GenAI also assists live agents by summarizing conversation history and suggesting next-best actions.
Real-world example: A major health insurer in the US deployed a GenAI-powered chatbot across web and mobile apps. Within weeks, it was handling over 70% of member inquiries without human intervention — maintaining a 92% satisfaction score.

Further application scenarios
Beyond the five areas outlined above, GenAI is beginning to influence:
- Regulatory reporting: Drafting compliance reports and explaining decisions in natural language.
- Broker enablement: Equipping sales reps with AI-generated product comparisons and selling points.
- Policy management: Simplifying coverage changes and policy renewals via conversational interfaces.
Transformation Starts with Data
The success of all of the above use cases hinges on a critical enabler: unstructured data readiness for AI.
“Unlocking GenAI’s full potential depends on how well insurers prepare their data,” emphasizes Cempulik. “You can’t just drop PDFs into a model and expect magic. You need to clean, classify, and annotate your unstructured content. That’s where proper data pipelines and governance come in.”
To prepare unstructured data for GenAI, insurers are increasingly investing in:
- Document digitization and OCR optimization.
- Data labeling and metadata enrichment.
- Knowledge graph integration for contextual understanding.
- AI governance frameworks ensuring explainability and compliance.
Done right, these investments not only improve GenAI performance but also lay the foundation for more transparent, auditable, and secure AI systems.
Conclusion
Generative AI is not a distant promise — it’s already reshaping how insurance works, from the underwriting desk to the customer help line.

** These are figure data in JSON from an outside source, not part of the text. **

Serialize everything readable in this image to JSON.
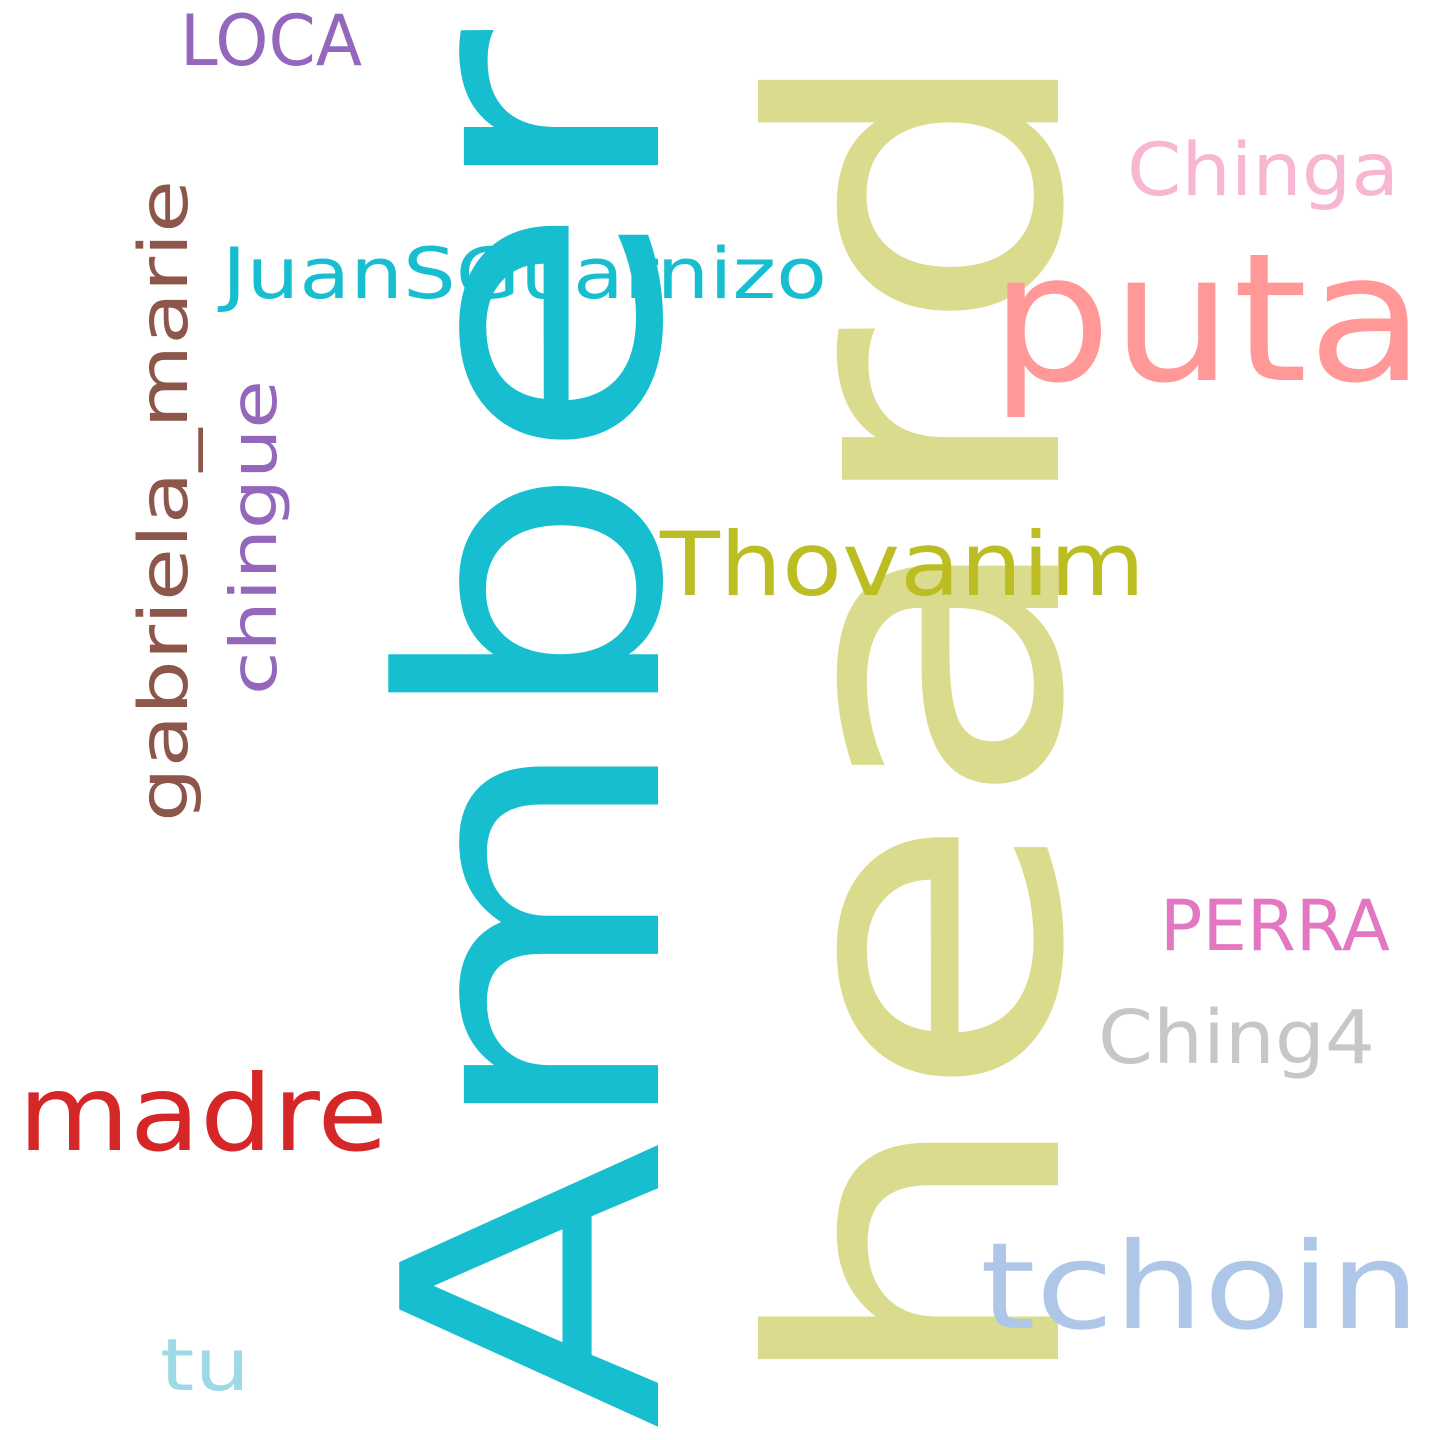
{
  "words": [
    {
      "text": "Amber",
      "color": "#17becf",
      "vertical": true
    },
    {
      "text": "heard",
      "color": "#dbdb8d",
      "vertical": true
    },
    {
      "text": "puta",
      "color": "#ff9896",
      "vertical": false
    },
    {
      "text": "Chinga",
      "color": "#f7b6d2",
      "vertical": false
    },
    {
      "text": "LOCA",
      "color": "#9467bd",
      "vertical": false
    },
    {
      "text": "JuanSGuarnizo",
      "color": "#17becf",
      "vertical": false
    },
    {
      "text": "gabriela_marie",
      "color": "#8c564b",
      "vertical": true
    },
    {
      "text": "chingue",
      "color": "#9467bd",
      "vertical": true
    },
    {
      "text": "Thovanim",
      "color": "#bcbd22",
      "vertical": false
    },
    {
      "text": "PERRA",
      "color": "#e377c2",
      "vertical": false
    },
    {
      "text": "Ching4",
      "color": "#c7c7c7",
      "vertical": false
    },
    {
      "text": "madre",
      "color": "#d62728",
      "vertical": false
    },
    {
      "text": "tchoin",
      "color": "#aec7e8",
      "vertical": false
    },
    {
      "text": "tu",
      "color": "#9edae5",
      "vertical": false
    }
  ]
}
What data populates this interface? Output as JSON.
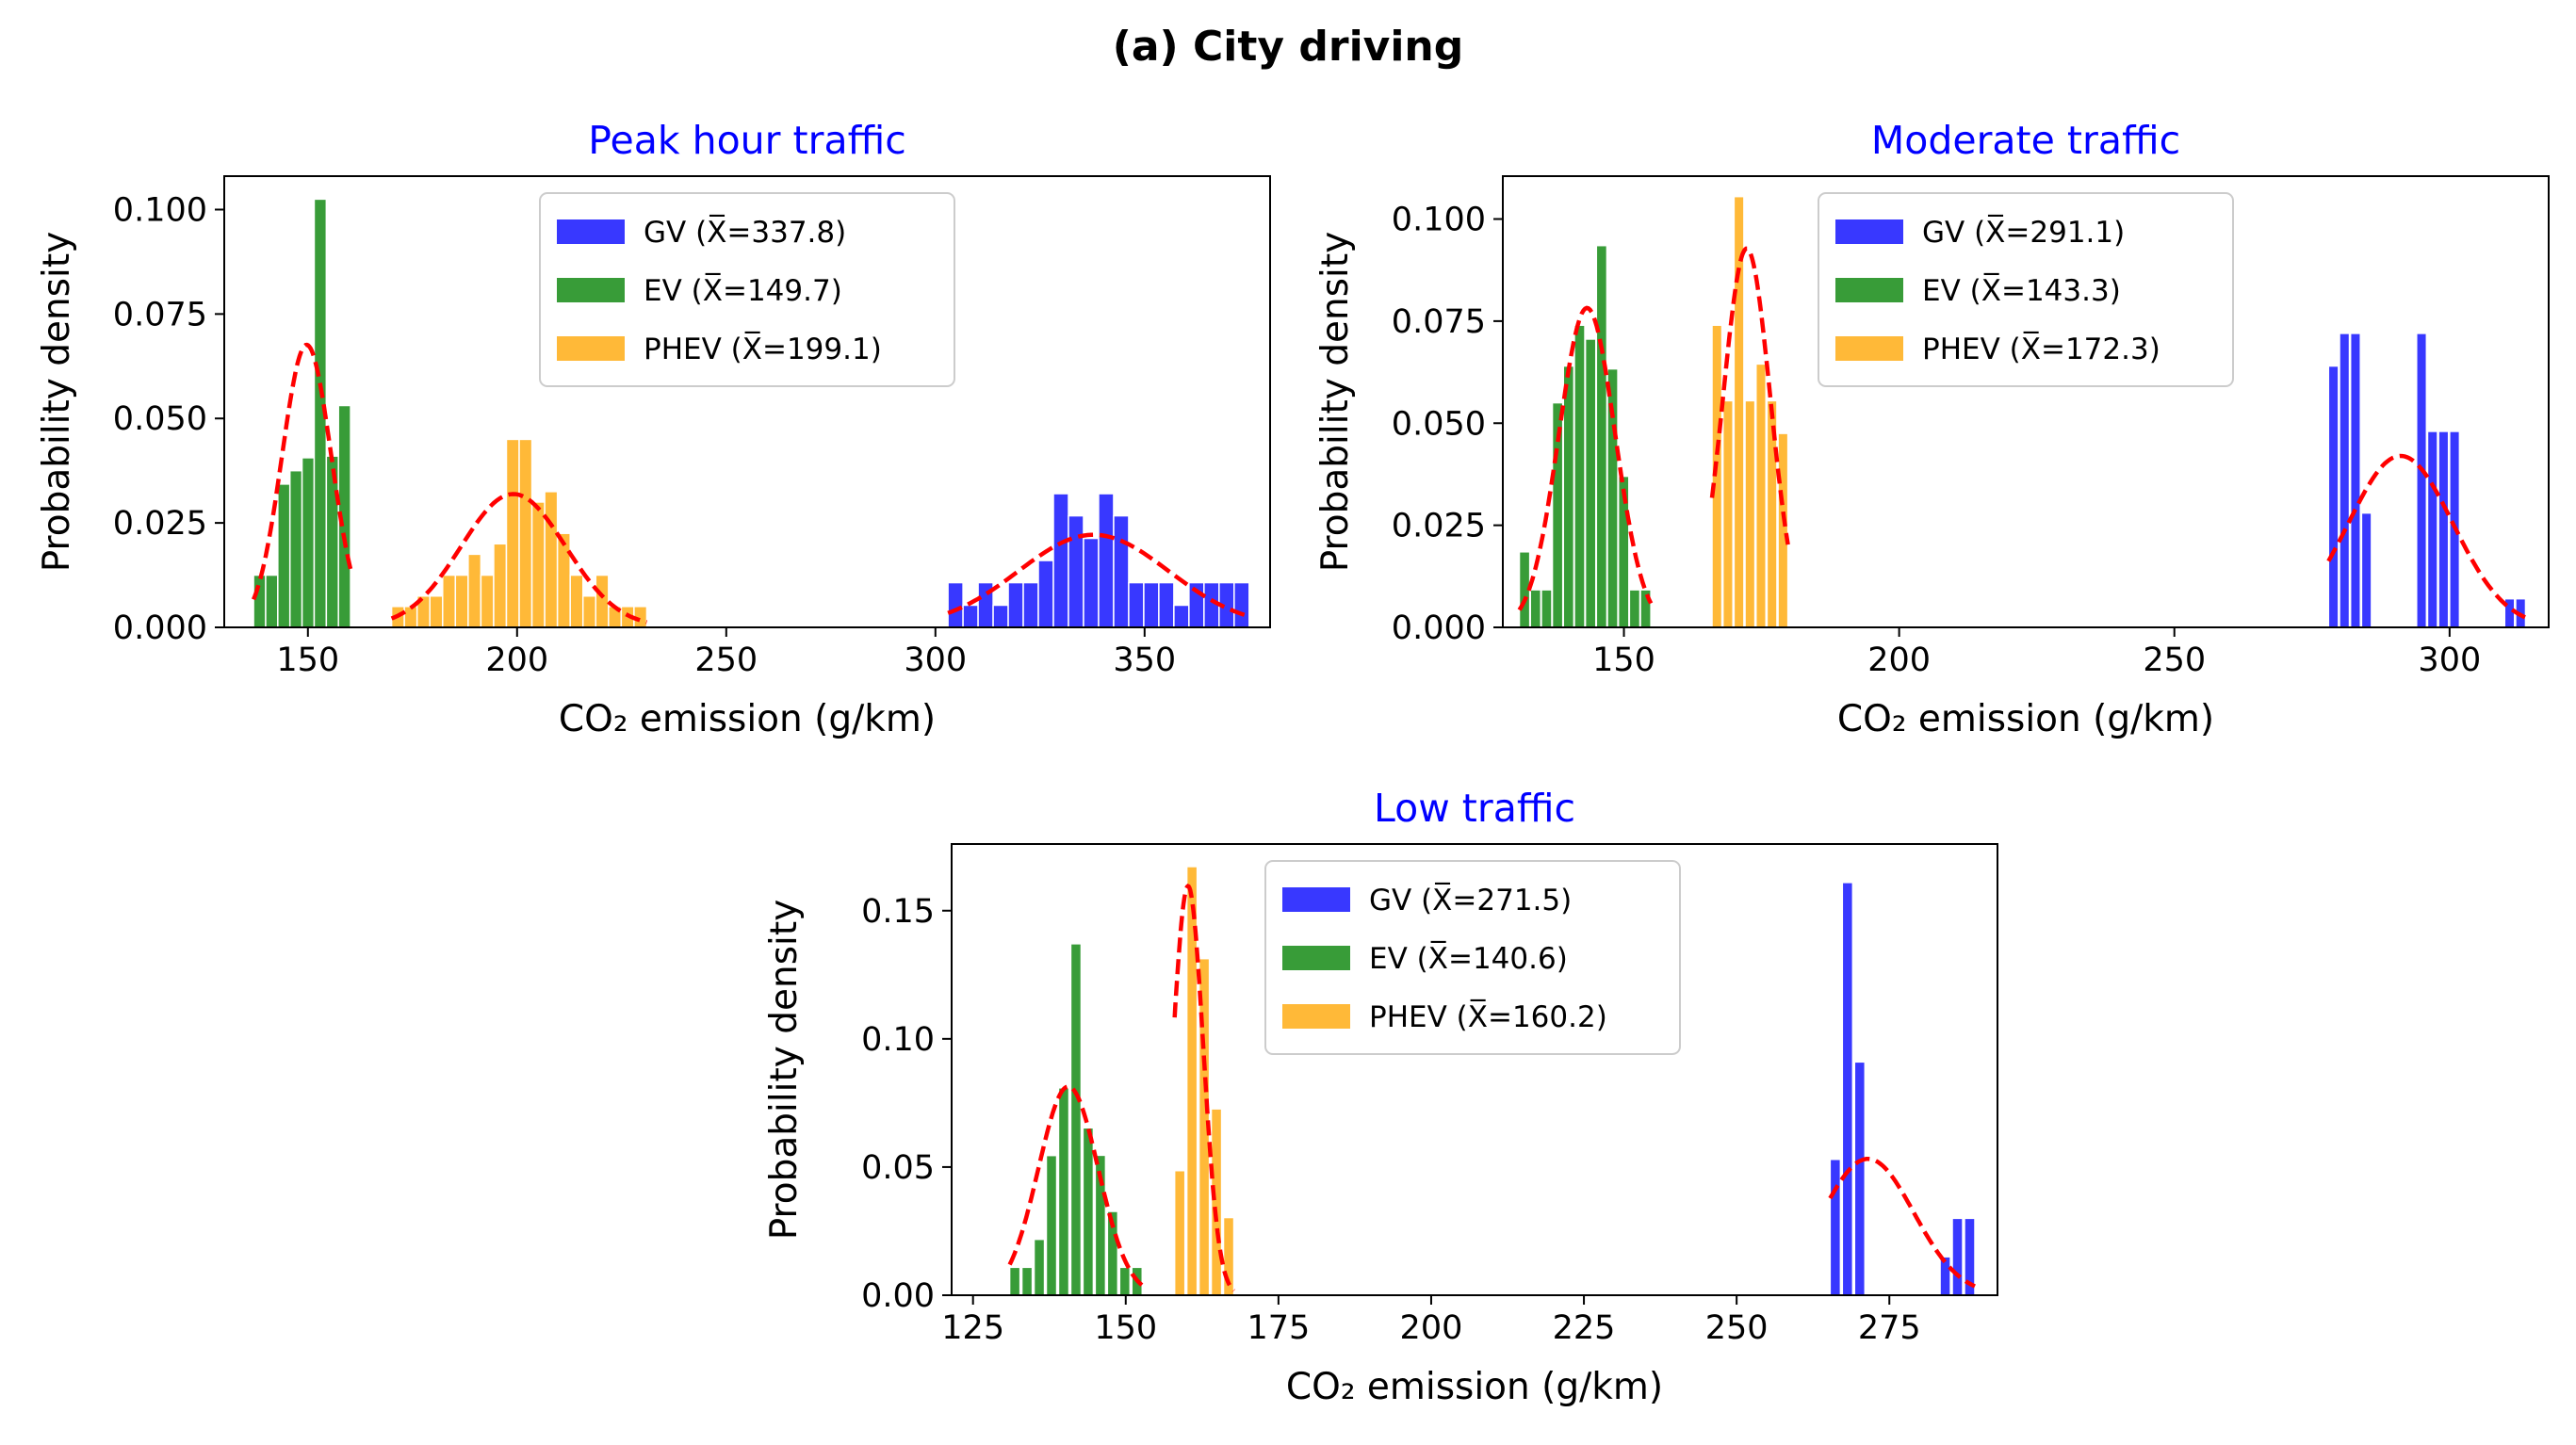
{
  "figure": {
    "title": "(a)  City driving"
  },
  "colors": {
    "GV": "#0000ff",
    "EV": "#008000",
    "PHEV": "#ffa500",
    "fit": "#ff0000",
    "subtitle": "#0000ff"
  },
  "chart_data": [
    {
      "type": "bar",
      "title": "Peak hour traffic",
      "xlabel": "CO₂ emission (g/km)",
      "ylabel": "Probability density",
      "xlim": [
        130,
        380
      ],
      "ylim": [
        0,
        0.108
      ],
      "xticks": [
        150,
        200,
        250,
        300,
        350
      ],
      "yticks": [
        0.0,
        0.025,
        0.05,
        0.075,
        0.1
      ],
      "ytick_labels": [
        "0.000",
        "0.025",
        "0.050",
        "0.075",
        "0.100"
      ],
      "legend_position": "top-center",
      "series": [
        {
          "name": "GV (X̅=337.8)",
          "key": "GV",
          "mean": 337.8,
          "sd": 18,
          "bin_width": 3.6,
          "bins": [
            [
              303,
              0.0107
            ],
            [
              306.6,
              0.0053
            ],
            [
              310.2,
              0.0107
            ],
            [
              313.8,
              0.0053
            ],
            [
              317.4,
              0.0107
            ],
            [
              321,
              0.0107
            ],
            [
              324.6,
              0.016
            ],
            [
              328.2,
              0.032
            ],
            [
              331.8,
              0.0267
            ],
            [
              335.4,
              0.0213
            ],
            [
              339,
              0.032
            ],
            [
              342.6,
              0.0267
            ],
            [
              346.2,
              0.0107
            ],
            [
              349.8,
              0.0107
            ],
            [
              353.4,
              0.0107
            ],
            [
              357,
              0.0053
            ],
            [
              360.6,
              0.0107
            ],
            [
              364.2,
              0.0107
            ],
            [
              367.8,
              0.0107
            ],
            [
              371.4,
              0.0107
            ]
          ]
        },
        {
          "name": "EV (X̅=149.7)",
          "key": "EV",
          "mean": 149.7,
          "sd": 5.9,
          "bin_width": 2.9,
          "bins": [
            [
              137,
              0.0125
            ],
            [
              139.9,
              0.0125
            ],
            [
              142.8,
              0.0343
            ],
            [
              145.7,
              0.0375
            ],
            [
              148.6,
              0.0406
            ],
            [
              151.5,
              0.1025
            ],
            [
              154.4,
              0.041
            ],
            [
              157.3,
              0.0531
            ]
          ]
        },
        {
          "name": "PHEV (X̅=199.1)",
          "key": "PHEV",
          "mean": 199.1,
          "sd": 12.5,
          "bin_width": 3.05,
          "bins": [
            [
              170,
              0.005
            ],
            [
              173.05,
              0.005
            ],
            [
              176.1,
              0.0075
            ],
            [
              179.15,
              0.0075
            ],
            [
              182.2,
              0.0125
            ],
            [
              185.25,
              0.0125
            ],
            [
              188.3,
              0.0175
            ],
            [
              191.35,
              0.0125
            ],
            [
              194.4,
              0.02
            ],
            [
              197.45,
              0.045
            ],
            [
              200.5,
              0.045
            ],
            [
              203.55,
              0.03
            ],
            [
              206.6,
              0.0325
            ],
            [
              209.65,
              0.0225
            ],
            [
              212.7,
              0.0125
            ],
            [
              215.75,
              0.0075
            ],
            [
              218.8,
              0.0125
            ],
            [
              221.85,
              0.005
            ],
            [
              224.9,
              0.005
            ],
            [
              227.95,
              0.005
            ]
          ]
        }
      ]
    },
    {
      "type": "bar",
      "title": "Moderate traffic",
      "xlabel": "CO₂ emission (g/km)",
      "ylabel": "Probability density",
      "xlim": [
        128,
        318
      ],
      "ylim": [
        0,
        0.1105
      ],
      "xticks": [
        150,
        200,
        250,
        300
      ],
      "yticks": [
        0.0,
        0.025,
        0.05,
        0.075,
        0.1
      ],
      "ytick_labels": [
        "0.000",
        "0.025",
        "0.050",
        "0.075",
        "0.100"
      ],
      "legend_position": "top-center",
      "series": [
        {
          "name": "GV (X̅=291.1)",
          "key": "GV",
          "mean": 291.1,
          "sd": 9.5,
          "bin_width": 1.8,
          "bins": [
            [
              278,
              0.064
            ],
            [
              280,
              0.072
            ],
            [
              282,
              0.072
            ],
            [
              284,
              0.028
            ],
            [
              288,
              0
            ],
            [
              292,
              0
            ],
            [
              294,
              0.072
            ],
            [
              296,
              0.048
            ],
            [
              298,
              0.048
            ],
            [
              300,
              0.048
            ],
            [
              310,
              0.007
            ],
            [
              312,
              0.007
            ]
          ]
        },
        {
          "name": "EV (X̅=143.3)",
          "key": "EV",
          "mean": 143.3,
          "sd": 5.1,
          "bin_width": 1.9,
          "bins": [
            [
              131,
              0.0185
            ],
            [
              133,
              0.0092
            ],
            [
              135,
              0.0092
            ],
            [
              137,
              0.055
            ],
            [
              139,
              0.064
            ],
            [
              141,
              0.074
            ],
            [
              143,
              0.0706
            ],
            [
              145,
              0.0935
            ],
            [
              147,
              0.0633
            ],
            [
              149,
              0.037
            ],
            [
              151,
              0.0092
            ],
            [
              153,
              0.0092
            ],
            [
              155,
              0
            ]
          ]
        },
        {
          "name": "PHEV (X̅=172.3)",
          "key": "PHEV",
          "mean": 172.3,
          "sd": 4.3,
          "bin_width": 1.8,
          "bins": [
            [
              166,
              0.074
            ],
            [
              168,
              0.0555
            ],
            [
              170,
              0.1055
            ],
            [
              172,
              0.0555
            ],
            [
              174,
              0.0645
            ],
            [
              176,
              0.0555
            ],
            [
              178,
              0.0475
            ]
          ]
        }
      ]
    },
    {
      "type": "bar",
      "title": "Low traffic",
      "xlabel": "CO₂ emission (g/km)",
      "ylabel": "Probability density",
      "xlim": [
        121.5,
        292.7
      ],
      "ylim": [
        0,
        0.176
      ],
      "xticks": [
        125,
        150,
        175,
        200,
        225,
        250,
        275
      ],
      "yticks": [
        0.0,
        0.05,
        0.1,
        0.15
      ],
      "ytick_labels": [
        "0.00",
        "0.05",
        "0.10",
        "0.15"
      ],
      "legend_position": "top-center",
      "series": [
        {
          "name": "GV (X̅=271.5)",
          "key": "GV",
          "mean": 271.5,
          "sd": 7.5,
          "bin_width": 1.7,
          "bins": [
            [
              265.3,
              0.053
            ],
            [
              267.3,
              0.161
            ],
            [
              269.3,
              0.091
            ],
            [
              283.3,
              0.015
            ],
            [
              285.3,
              0.03
            ],
            [
              287.3,
              0.03
            ]
          ]
        },
        {
          "name": "EV (X̅=140.6)",
          "key": "EV",
          "mean": 140.6,
          "sd": 4.9,
          "bin_width": 1.7,
          "bins": [
            [
              131,
              0.0109
            ],
            [
              133,
              0.0109
            ],
            [
              135,
              0.0218
            ],
            [
              137,
              0.0545
            ],
            [
              139,
              0.0809
            ],
            [
              141,
              0.1371
            ],
            [
              143,
              0.0653
            ],
            [
              145,
              0.0546
            ],
            [
              147,
              0.0327
            ],
            [
              149,
              0.0109
            ],
            [
              151,
              0.0109
            ]
          ]
        },
        {
          "name": "PHEV (X̅=160.2)",
          "key": "PHEV",
          "mean": 160.2,
          "sd": 2.5,
          "bin_width": 1.7,
          "bins": [
            [
              158,
              0.0486
            ],
            [
              160,
              0.1672
            ],
            [
              162,
              0.1313
            ],
            [
              164,
              0.0727
            ],
            [
              166,
              0.0303
            ]
          ]
        }
      ]
    }
  ]
}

By unlocking the value in messy, unstructured data, GenAI gives insurers a competitive edge in speed, precision, and personalization.
But that edge won’t come by itself. It requires robust data strategies, interdisciplinary collaboration, and a strong understanding of GenAI’s capabilities and limits. For insurers ready to rethink their approach to information, the rewards are clear: faster insights, better products, and more satisfied customers.
“The real disruption isn’t just AI implementation — it’s what becomes possible when you prepare your data so AI can finally understand it and make use of it,” Cempulik adds.